A new study provides strong evidence that the refilling of the Mediterranean Sea involved a collossal megaflood. It brought an end to the period known as the Messenian Salinity Crisis. This is thought to involve the Mediterranean basin losing its water, and marine connection to the Atlantic, leaving behind, after evaporation, extensive salt flats. The Atlantic, for some reason, was not replenishing water from the ocean outside the basin. See https://www.sciencedaily.com/releases/2025/01/250121125808.htm …
The Zanclean Megaflood ended the salinity crisis, which is thought to have lasted around 600,000 years. This, in itself, is problematical. It is a uniformitarian number and may mask a surprise in itself. The research paper arises as a result of a team of scientists that included marine specialists from Southampton University.
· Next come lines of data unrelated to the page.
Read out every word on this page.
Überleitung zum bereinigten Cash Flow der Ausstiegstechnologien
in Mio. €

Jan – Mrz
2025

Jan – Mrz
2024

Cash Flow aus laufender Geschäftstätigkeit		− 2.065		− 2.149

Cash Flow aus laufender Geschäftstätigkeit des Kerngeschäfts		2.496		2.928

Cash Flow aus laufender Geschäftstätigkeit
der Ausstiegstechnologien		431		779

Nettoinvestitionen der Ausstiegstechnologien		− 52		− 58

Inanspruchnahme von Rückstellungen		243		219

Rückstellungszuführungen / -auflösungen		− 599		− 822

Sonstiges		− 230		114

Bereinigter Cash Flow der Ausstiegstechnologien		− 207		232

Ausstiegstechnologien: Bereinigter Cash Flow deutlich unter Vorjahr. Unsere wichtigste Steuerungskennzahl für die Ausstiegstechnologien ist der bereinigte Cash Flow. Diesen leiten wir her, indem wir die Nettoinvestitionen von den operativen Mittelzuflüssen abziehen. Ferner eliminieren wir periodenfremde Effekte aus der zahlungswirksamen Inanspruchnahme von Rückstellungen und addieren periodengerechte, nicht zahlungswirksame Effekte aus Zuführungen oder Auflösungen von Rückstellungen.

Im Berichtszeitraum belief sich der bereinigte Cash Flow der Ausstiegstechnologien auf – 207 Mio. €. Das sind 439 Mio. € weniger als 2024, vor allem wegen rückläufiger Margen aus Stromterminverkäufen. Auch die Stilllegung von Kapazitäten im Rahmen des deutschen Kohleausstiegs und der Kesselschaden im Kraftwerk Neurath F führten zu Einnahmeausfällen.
They have identified a series of geological features around SE Sicily. These point to a massive flooding event. Discharge rates, they say, were extremely high. Flow velocities also. This is surprisng as until recently it was thought the Mediterranean waters re-entered the basin at a gradual uniformitarian rate – over a period of 10,000 years. That idea was first challenged in 2009 – but had held the roost for decades. At the time an erosion channel was discovered stretching from the Gulf of Cadiz to the Albarian Sea. The finding pointed to a massive flood that took place within 2 to 16 years. A clearly catastrophic event.
The new study – see https://doi.org/10.1038/s43247-024-01972-w … provides a fully comprehensive picture of what was found. They investighated over 300 asymmetric streamlined ridges in a corridor across the Sicily Sill. This is a submerged land bridge that once separated the western from the eastern Mediterranean. The morphology of the ridge is compatible with flooding on a high scale – turbulent water flow is predominately towards the NE. An interesting observation.